Le mercredi 14 juillet, la commission Européene a présenté un nouveau pacte vert qui fait de l’europe un moteur de la lutte contre le changement climatique. L’objectif est clair : atteindre la neutralité carbone en 2050. Un objectif intermédiaire est réduire de 55% les émissions de gaz à effet de serre en 2030 par rapport aux émissions de 1990. Arrivée en 2019 à la tête de la commission européenne, Ursula von der Leyen a fait du climat l’objectif principal de son mandat. Elle a présenté, avec le vice-président de la commission, des propositions législatives afin d’encadrer l’Union Européenne dans la transition. Le pacte vert contient deux mesures cardinales : l’interdiction de la vente des véhicules thermiques dès 2035 et un nouveau marché européen du carbone.

Pacte vert européen

Un nouveau marché du carbone

L’UE part d’un constat simple, le marché du carbone européen n’est pas assez efficace. Mis en place en 2005, le système d’échange de quotas d’émissions fixe un prix de la tonne de CO2 pour certains secteurs. Les plus pollueurs payent une taxe et doivent acheter le droit de polluer aux entreprises vertueuses. Un des problèmes majeurs de ce système se situe lors de l’attribution des quotas. De trop nombreux droit d’émissions sont donnés aux entreprises et le prix de la tonne de CO2 est trop faible. Une nouvelle mesure est donc de faire baisser le nombre de quotas d’émissions accordés chaque année et ainsi mécaniquement augmenter la taxe carbone.

Un autre problème est que ce marché du carbone ne concerne que certains secteurs industriels européen. La refonte du marché du carbone vise aussi à élargir les secteurs concernés. Le transport routier, le secteur maritime et le bâtiment sont en particulier visés. Certains eurodéputés craignent une monté des prix du logements ou du transport en conséquence de cette taxe carbone.

Autre mécanisme qui change, la taxe carbone s’étend maintenant en dehors des frontières de l’union Européenne. Les produits qui viennent de pays laxistes environnementalement auront des droits de douanes plus élevés. Cette mesure vise à éviter la fuite des industriels européens vers des pays moins vertueux.

Fin des voitures thermiques en 2035

La mesure la plus médiatique de ce pacte vert est bien l’interdiction de la vente des voitures thermiques d’ici 2035.

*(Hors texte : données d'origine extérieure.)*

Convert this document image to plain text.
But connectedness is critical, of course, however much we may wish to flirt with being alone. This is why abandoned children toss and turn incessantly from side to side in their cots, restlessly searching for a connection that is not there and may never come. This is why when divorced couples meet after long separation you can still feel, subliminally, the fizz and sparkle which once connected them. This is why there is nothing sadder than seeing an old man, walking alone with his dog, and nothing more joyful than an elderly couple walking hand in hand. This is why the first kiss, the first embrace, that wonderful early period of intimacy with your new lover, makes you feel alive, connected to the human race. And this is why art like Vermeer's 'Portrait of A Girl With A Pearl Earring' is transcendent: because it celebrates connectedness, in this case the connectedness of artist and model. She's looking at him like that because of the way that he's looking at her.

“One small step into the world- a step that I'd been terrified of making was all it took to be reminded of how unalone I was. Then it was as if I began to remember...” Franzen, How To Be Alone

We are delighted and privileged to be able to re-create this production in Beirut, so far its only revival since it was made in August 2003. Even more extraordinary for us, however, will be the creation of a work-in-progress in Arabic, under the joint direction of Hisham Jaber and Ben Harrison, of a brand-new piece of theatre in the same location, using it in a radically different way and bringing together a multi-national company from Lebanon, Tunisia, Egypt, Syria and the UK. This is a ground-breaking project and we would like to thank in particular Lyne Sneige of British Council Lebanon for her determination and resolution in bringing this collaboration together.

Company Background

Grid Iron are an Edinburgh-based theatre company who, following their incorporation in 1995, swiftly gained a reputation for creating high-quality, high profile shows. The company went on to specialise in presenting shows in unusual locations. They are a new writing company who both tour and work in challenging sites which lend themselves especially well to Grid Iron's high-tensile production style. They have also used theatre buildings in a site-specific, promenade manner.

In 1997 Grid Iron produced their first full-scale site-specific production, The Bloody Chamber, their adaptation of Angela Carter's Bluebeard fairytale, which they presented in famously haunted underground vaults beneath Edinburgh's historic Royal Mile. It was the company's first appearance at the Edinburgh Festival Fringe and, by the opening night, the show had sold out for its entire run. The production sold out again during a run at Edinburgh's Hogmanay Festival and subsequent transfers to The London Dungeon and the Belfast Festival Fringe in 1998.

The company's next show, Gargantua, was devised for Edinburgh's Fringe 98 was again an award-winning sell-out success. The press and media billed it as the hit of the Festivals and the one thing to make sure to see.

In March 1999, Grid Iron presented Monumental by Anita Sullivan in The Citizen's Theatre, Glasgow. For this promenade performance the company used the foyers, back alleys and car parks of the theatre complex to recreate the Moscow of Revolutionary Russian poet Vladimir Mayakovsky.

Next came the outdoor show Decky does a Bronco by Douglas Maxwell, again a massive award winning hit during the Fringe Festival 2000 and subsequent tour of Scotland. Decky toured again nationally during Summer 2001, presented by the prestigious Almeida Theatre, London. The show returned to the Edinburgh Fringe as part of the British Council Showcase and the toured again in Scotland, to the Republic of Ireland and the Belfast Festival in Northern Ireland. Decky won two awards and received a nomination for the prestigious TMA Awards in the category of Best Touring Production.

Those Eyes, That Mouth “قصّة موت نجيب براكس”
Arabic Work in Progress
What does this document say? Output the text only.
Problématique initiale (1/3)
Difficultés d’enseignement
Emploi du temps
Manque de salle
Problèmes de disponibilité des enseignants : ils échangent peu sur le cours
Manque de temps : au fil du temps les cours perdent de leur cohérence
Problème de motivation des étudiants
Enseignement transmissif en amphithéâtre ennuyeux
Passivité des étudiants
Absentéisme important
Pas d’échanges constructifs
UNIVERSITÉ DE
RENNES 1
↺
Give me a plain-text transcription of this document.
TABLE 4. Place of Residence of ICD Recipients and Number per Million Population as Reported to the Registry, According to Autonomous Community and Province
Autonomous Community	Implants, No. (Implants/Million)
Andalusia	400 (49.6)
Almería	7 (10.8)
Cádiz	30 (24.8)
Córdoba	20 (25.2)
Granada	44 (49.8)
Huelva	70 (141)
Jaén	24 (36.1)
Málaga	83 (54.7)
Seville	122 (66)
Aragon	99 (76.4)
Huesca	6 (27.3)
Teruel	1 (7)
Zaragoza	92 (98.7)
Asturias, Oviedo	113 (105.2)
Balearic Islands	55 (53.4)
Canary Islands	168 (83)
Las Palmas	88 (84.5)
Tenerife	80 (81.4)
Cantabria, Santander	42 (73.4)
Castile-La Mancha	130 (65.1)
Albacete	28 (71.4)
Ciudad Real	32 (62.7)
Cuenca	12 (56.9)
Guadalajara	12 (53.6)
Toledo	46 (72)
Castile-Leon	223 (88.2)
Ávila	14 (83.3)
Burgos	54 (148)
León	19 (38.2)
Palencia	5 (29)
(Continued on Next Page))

Dès 2030, les véhicules vendus devront produire en moyenne 55% de gaz à effet de serre en moins qu’en 2021. En 2035, les voitures et les camionnettes ne devront plus émettre de CO2 du tout. C’est donc la fin des moteurs thermiques essence ou diesel.

Création d’un fonds social pour le climat

L’impact de ce nouveau pacte vert sera important, et pas seulement sur le climat mais aussi sur le tissu industriel et social européen. De nombreuses personnalité s’inquiètent de la destruction des industries européenenes et du coût social du pacte. Certains avancent que ce sont les citoyens les plus vulnérables qui seront les plus atteints par ces mesures. La commission européenne a donc crée un Fonds social pour le climat. Ce fond a pour mission d’aider les particuliers les plus démunis à transitionner dans le cadre du pacte vert. On peut par exemple supposer que des aides aux changements de véhicules vont émerger. Ce fonds sera abreuvé à hauteur de 25% des recettes du nouveau marché européen. Ce représente environ 70 à 75 milliards d’euros pour la période 2025-2032. Des fonds complémentaires versés par les états fournissent aussi ce fonds, pour un total de 144,4 milliards d’euros entre 2025 et 2032.

Un nouveau pacte vert européen complet

La commission a tenue à examiner chaque secteur et ses objectifs climatiques rehaussés. D’autres mesures vont donc voir le jour. On peut penser à l’augmentation forcée de la part des carburants durables dans l’aviation et dans le secteur maritime, le déploiement de bornes de recharges hydrogènes et d’électricité pour les voitures. La part des énergies renouvelable devrait doubler en 2030 pour atteindre 40% de la consommation finale brute d’énergie. Dans le secteur du bâtiment, le secteur public devra renouveler 3% de ses constructions chaque année. De plus, les obligations des états membres en matière d’économie d’énergie des bâtiment devra être multipliée par deux. Dans tout les cas, on peut s’attendre à un boom de la rénovation énergétique en 2021.